The method of claim 1, wherein the information about each document includes the number of times each search term appears in the document.

The method of claim 1, wherein the information about each database includes the number of documents that contain each search term.

A method for searching a plurality of databases that are distributed and accessible to clients via one or more servers, comprising:
(A) accessing each database from a client;
(B) providing a search query from a client to a server associated with each database;
(C) obtaining statistics for each database at the client;
(D) obtaining statistical information about relevant documents obtained as a result of applying the query to the database at the client;
(E) calculating a score for a related document using the statistics and the information at the client, wherein the score calculated for a document is independent of the database in which it appears; A method for searching multiple databases.

A method of searching for documents among a plurality of databases in response to a search query,
(A) providing a search query for each database;
(B) determining the number of records for each database;
(C) applying a search query to each of the databases to record the number of hits for each search query word and the identification of a database record having at least one hit in the number of hits;
(D) counting records having at least one hit for each of the databases and for each query term;
(E) reporting the associated score of each record for the search query to the user, calculated using the results of steps (b), (c) and (d), between a plurality of databases How to search for literature.

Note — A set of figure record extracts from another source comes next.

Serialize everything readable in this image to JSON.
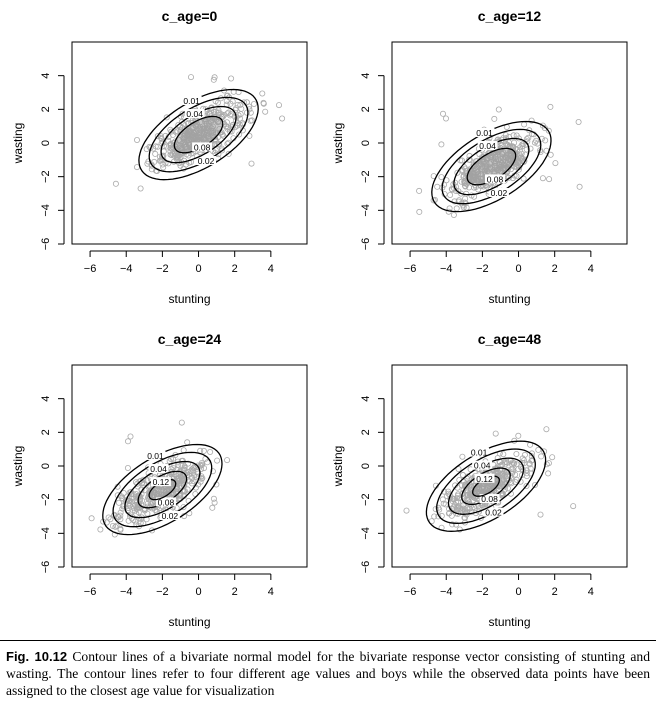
{
  "caption": {
    "label": "Fig. 10.12",
    "text": "Contour lines of a bivariate normal model for the bivariate response vector consisting of stunting and wasting. The contour lines refer to four different age values and boys while the observed data points have been assigned to the closest age value for visualization"
  },
  "chart_data": [
    {
      "type": "scatter",
      "title": "c_age=0",
      "xlabel": "stunting",
      "ylabel": "wasting",
      "xlim": [
        -7,
        6
      ],
      "ylim": [
        -6,
        6
      ],
      "xticks": [
        "−6",
        "−4",
        "−2",
        "0",
        "2",
        "4"
      ],
      "yticks": [
        "−6",
        "−4",
        "−2",
        "0",
        "2",
        "4"
      ],
      "grid": false,
      "contours": {
        "center": [
          0.0,
          0.5
        ],
        "levels": [
          "0.01",
          "0.02",
          "0.04",
          "0.08"
        ],
        "extra_levels": []
      },
      "point_color": "#aaaaaa"
    },
    {
      "type": "scatter",
      "title": "c_age=12",
      "xlabel": "stunting",
      "ylabel": "wasting",
      "xlim": [
        -7,
        6
      ],
      "ylim": [
        -6,
        6
      ],
      "xticks": [
        "−6",
        "−4",
        "−2",
        "0",
        "2",
        "4"
      ],
      "yticks": [
        "−6",
        "−4",
        "−2",
        "0",
        "2",
        "4"
      ],
      "grid": false,
      "contours": {
        "center": [
          -1.5,
          -1.4
        ],
        "levels": [
          "0.01",
          "0.02",
          "0.04",
          "0.08"
        ],
        "extra_levels": []
      },
      "point_color": "#aaaaaa"
    },
    {
      "type": "scatter",
      "title": "c_age=24",
      "xlabel": "stunting",
      "ylabel": "wasting",
      "xlim": [
        -7,
        6
      ],
      "ylim": [
        -6,
        6
      ],
      "xticks": [
        "−6",
        "−4",
        "−2",
        "0",
        "2",
        "4"
      ],
      "yticks": [
        "−6",
        "−4",
        "−2",
        "0",
        "2",
        "4"
      ],
      "grid": false,
      "contours": {
        "center": [
          -2.0,
          -1.4
        ],
        "levels": [
          "0.01",
          "0.02",
          "0.04",
          "0.08"
        ],
        "extra_levels": [
          "0.12"
        ]
      },
      "point_color": "#aaaaaa"
    },
    {
      "type": "scatter",
      "title": "c_age=48",
      "xlabel": "stunting",
      "ylabel": "wasting",
      "xlim": [
        -7,
        6
      ],
      "ylim": [
        -6,
        6
      ],
      "xticks": [
        "−6",
        "−4",
        "−2",
        "0",
        "2",
        "4"
      ],
      "yticks": [
        "−6",
        "−4",
        "−2",
        "0",
        "2",
        "4"
      ],
      "grid": false,
      "contours": {
        "center": [
          -1.8,
          -1.2
        ],
        "levels": [
          "0.01",
          "0.02",
          "0.04",
          "0.08"
        ],
        "extra_levels": [
          "0.12"
        ]
      },
      "point_color": "#aaaaaa"
    }
  ]
}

7. The method of claim 6, further defined by selecting several databases and having more than one search engine for the databases prior to providing the same search query for all databases.

8. The method of claim 7, wherein by selecting a number of records to be reviewed between the number of databases, the number of records having the highest relevance score for a search query. .

9. The method of claim 8, further defined by pre-selecting a number of records prior to calculating an associated score.